OPEC’s activities are focused on oil, a commodity that
has contributed more than any other form of energy to economic development
around the world, over the past century and a half. Analysts agree that
hydrocarbons will remain the most important source of energy for decades to
come.

Moreover, they are dedicated to the ideals of 2002’s World Summit in
Johannesburg, to ensure that energy reaches all people and all nations, rich
and poor alike, as an essential element in the sustainable development of
mankind.

OPEC’s mission is not restricted by time or circumstance, however. It is,
instead, a permanent one, which is centered around petroleum, but broadens out
into the energy industry generally. It involves close cooperation and exchanges
with other leading, influential parties in the sector at national and
international levels.

 

The
members meet twice a year (usually March and September) at the OPEC Conference
to co-ordinate and unify their petroleum policies and consider the current
situation and forecasts of economic growth rates and petroleum demand and
supply scenarios. Delegates are normally the Ministers of Oil, Mines and Energy
of Member Countries.  The Conference is the supreme authority of the
Organization. However, there are three main organizational units which oversee
the operations of the organization:

·      
OPEC
Secretariat – This group functions as the Headquarters of OPEC. It is
responsible for carrying out the executive functions of the Organization. It
consists of the Secretary General and the Research Division, headed by the
Director of Research, who oversees the Petroleum Market Analysis, Energy
Studies, and Data Services Departments.

·      
Board
of Governors – The Board is composed of Governors nominated by Member
Countries and confirmed by the Conference for two years.
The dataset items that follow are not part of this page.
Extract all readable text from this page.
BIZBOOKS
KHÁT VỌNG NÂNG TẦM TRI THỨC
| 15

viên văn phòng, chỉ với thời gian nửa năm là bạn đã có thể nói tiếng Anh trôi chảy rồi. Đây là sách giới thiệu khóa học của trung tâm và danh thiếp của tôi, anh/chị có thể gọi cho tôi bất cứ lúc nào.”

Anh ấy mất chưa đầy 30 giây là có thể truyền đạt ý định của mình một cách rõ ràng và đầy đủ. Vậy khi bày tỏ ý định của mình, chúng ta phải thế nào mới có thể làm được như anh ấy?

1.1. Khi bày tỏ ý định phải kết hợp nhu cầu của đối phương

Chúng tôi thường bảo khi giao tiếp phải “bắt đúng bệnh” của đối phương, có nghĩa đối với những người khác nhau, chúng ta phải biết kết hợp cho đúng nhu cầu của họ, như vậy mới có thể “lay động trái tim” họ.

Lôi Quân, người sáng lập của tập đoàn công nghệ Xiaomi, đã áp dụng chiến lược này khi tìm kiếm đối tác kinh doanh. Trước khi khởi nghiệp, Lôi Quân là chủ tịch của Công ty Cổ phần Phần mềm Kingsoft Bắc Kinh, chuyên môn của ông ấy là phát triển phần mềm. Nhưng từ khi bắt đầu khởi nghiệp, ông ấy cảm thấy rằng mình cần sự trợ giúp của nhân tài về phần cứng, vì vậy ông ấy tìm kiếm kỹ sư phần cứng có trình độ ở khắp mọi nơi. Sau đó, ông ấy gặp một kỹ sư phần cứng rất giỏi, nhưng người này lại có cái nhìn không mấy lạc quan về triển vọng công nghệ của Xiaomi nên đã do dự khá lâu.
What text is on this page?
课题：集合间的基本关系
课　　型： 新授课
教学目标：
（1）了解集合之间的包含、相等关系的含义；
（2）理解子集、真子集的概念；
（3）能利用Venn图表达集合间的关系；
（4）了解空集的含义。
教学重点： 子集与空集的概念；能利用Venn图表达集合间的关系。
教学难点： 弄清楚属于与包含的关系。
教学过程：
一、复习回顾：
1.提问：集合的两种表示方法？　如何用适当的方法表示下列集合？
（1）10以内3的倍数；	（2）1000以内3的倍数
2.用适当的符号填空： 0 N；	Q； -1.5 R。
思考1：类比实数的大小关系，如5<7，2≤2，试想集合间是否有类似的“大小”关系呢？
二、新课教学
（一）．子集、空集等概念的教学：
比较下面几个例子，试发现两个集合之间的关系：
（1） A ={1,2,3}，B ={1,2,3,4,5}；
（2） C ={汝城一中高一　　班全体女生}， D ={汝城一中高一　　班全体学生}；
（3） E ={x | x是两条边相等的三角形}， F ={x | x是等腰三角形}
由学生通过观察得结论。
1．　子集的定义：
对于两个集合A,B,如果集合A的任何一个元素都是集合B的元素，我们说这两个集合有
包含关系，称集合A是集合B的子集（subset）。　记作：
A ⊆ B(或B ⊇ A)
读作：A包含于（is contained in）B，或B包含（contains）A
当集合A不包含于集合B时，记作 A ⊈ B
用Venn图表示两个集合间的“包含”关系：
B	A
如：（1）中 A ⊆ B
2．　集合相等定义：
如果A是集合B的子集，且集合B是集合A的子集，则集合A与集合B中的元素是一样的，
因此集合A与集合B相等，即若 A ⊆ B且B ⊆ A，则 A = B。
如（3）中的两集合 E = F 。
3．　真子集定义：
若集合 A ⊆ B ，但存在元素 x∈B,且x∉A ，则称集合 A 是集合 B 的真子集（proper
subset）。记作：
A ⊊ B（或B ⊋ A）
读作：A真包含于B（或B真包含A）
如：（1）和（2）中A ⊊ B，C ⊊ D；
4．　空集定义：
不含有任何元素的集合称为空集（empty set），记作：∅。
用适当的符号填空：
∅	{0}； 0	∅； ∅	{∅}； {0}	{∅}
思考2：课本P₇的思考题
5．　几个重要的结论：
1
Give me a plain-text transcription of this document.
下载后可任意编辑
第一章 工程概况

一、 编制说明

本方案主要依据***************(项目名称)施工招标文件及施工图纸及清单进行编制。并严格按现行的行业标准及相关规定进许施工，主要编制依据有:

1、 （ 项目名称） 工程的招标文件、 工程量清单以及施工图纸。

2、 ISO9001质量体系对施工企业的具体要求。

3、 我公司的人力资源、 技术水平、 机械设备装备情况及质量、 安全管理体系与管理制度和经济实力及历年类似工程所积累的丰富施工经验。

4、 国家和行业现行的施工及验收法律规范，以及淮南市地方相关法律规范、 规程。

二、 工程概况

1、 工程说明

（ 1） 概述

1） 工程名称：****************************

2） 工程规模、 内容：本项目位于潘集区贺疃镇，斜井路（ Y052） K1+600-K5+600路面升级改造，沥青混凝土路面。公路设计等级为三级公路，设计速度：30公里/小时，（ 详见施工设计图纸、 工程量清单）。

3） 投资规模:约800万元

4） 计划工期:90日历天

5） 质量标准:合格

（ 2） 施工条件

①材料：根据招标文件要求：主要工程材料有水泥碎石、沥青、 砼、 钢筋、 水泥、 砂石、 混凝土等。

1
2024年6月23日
The Board directs the
management of the Organization, implements Resolutions of the Conference; draws
up the Organization’s annual budget, and submits it to the Conference for
approval. 

·      
Research
Division – is a specialized research oriented body operating within the
framework of the Secretariat. It consists of three Departments, namely, Data
Services, Energy Studies and Petroleum Studies.

 

 

Much
about the actual operations and decision making process of OPEC is unknown. The
organization is quite secretive about itself so there is not much written about
its internal workings. This secrecy has often lead to misunderstandings or
conspiracy theories, which are prevalent in some books and articles written on
OPEC.

 

The obvious conclusion is that OPEC is
not a cartel, as some people still insist on calling them. Instead, it is an
international organization of sovereign states, with a legitimate, permanent
and essential mission for both its Member Countries and mankind generally.

 

International
Energy Agency (IEA):

The
International Energy Agency (IEA) is one of the larger organizations involved
in the oil and gas industry. The IEA is the energy forum for 26 industrialized
countries. Formed by the Organization for Economic Cooperation and Development
(OECD) as an autonomous intergovernmental entity within the OECD in 1974 in
direct response to the oil crisis, its members include: Australia, Austria,
Belgium, Canada, the Czech Republic, Denmark, Finland, France, Germany, Greece,
Hungary Ireland, Italy, Japan, Republic of Korea, Luxembourg, The Netherlands
New Zealand, Norway, (participates under a special Agreement), Portugal, Spain,
Sweden, Switzerland, Turkey, United Kingdom, and the United States.

 

One
of the overall objectives of
the IEA, which reflects the original reason for the group’s
establishment, is to seek ways to reduce the members’ vulnerability to a supply
disruption.

 

Organization of
Arab Petroleum Exporting Countries (OAPEC):

The
Organization of Arab Petroleum Exporting Countries (OAPEC) was established in
1968 and is based in Kuwait. Membership is limited to petroleum producing Arab
countries. The three founding members were Kuwait, Libya, and Saudi Arabia. The
OAPEC is not a cartel in the same sense as OPEC. OAPEC is devoted to
developmental activities and increasing the cooperation among its members.